High schoolers, what do you want to major in? People who majored in that field, what are the pros and cons?

I'm a 1st year Masters Student in Architecture.

Be prepared for a lot of work like people said. Most of it is pretty fun if your heart is in it. Ultimately I've found two types of students in architecture (well three if you count people who do poorly and don't do shit). First there are those who commit fully to architecture, they live and breath it, all their friends are architecture students, they spend a lot of time in studio, all their general education classes are design classes, they dress in all black, they're the stereotype. There's a second type, those who come in, do their work, study other things, go outside the studio.

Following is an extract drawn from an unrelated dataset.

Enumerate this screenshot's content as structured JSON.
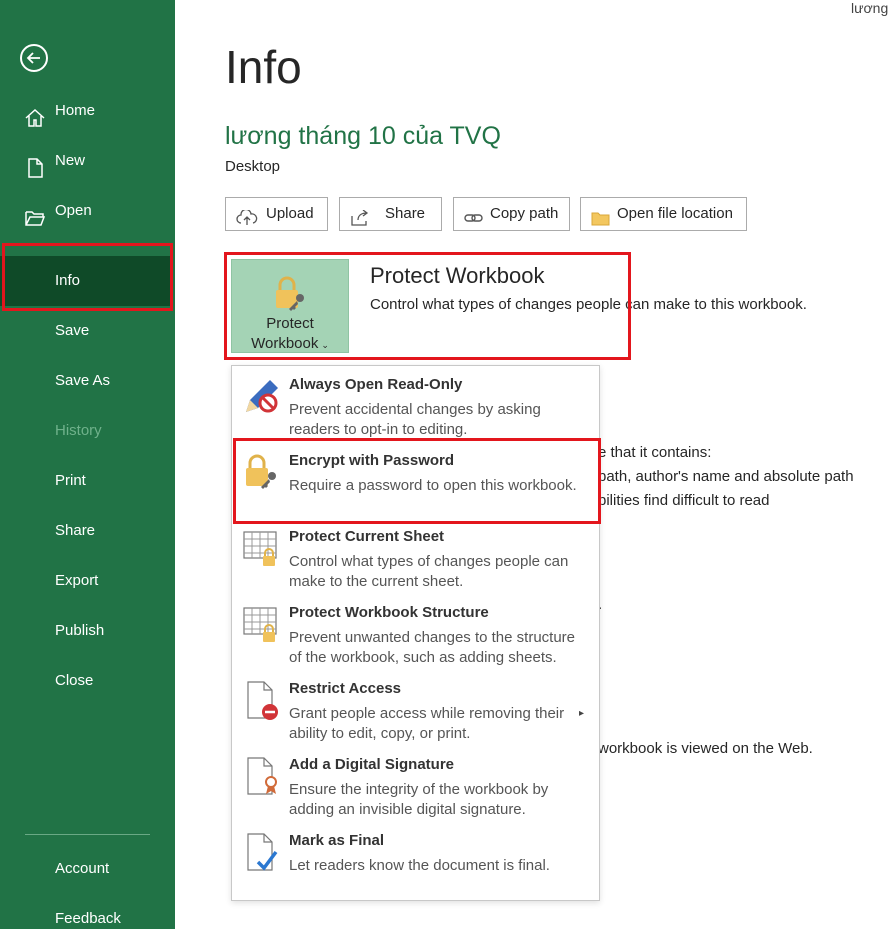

Personally, I was in the second group and that saved me. At first I tried to commit fully to the idea of studio, spend every waking second there, read everything I could. And I was burnt out almost immediately, I almost dropped out. But I had an advisor who suggested I mix as many other classes in and what I found was when I came back to my architecture projects I had a new refreshing perspective on the projects. It wasn't that the work was any less, it was that when I wasn't working my life wasn't architecture, but those experiences influenced what I did.

If you begin to feel like you're getting overworked and bogged down I think the best thing to do is take a break. Both literally take a 15 minute break and more figuratively take classes in other classes you love. I ended up finding I absolutely loved history, not quite enough to major in it, but enough that I'm teaching architectural history in the fall which is paying for my masters, so that's pretty cool.

This doesn't mean you should do less work in studio, but see studio as a place to work, not as a place to live. I chewed out a student last year who would sleep in his loud studio despite living in the residence hall two buildings away because he only slept there because people saw how dedicated he was that he even slept at his desk. Don't be that kid. He has no perspective because he has no experience outside of studio.

Anyways, that may be more of a rant than anything else, but don't get sucked into the architecture clique. Dressing like an "architect" doesn't make you a better architect, it just makes you look stuck up.

As for the profession, it has a lot of dynamic people who do a lot of problem solving. If you want to make things look pretty all day you should go into graphic design or another design major but if you like design and want to go even deeper into how something looks than just a visual element architecture is really great and rewarding. What you do becomes something real, something tangible, and people experience it. It's fast paced but be ready for a lot of hours and don't do it to get rich, do it because you may have to work 10+ hour days right before a project deadline but you're loving every minute of it.

(Oh, and start applying for internships in January-February, don't be an idiot like me and think you can just cold call firms in April, they've usually hired everyone already by that point.)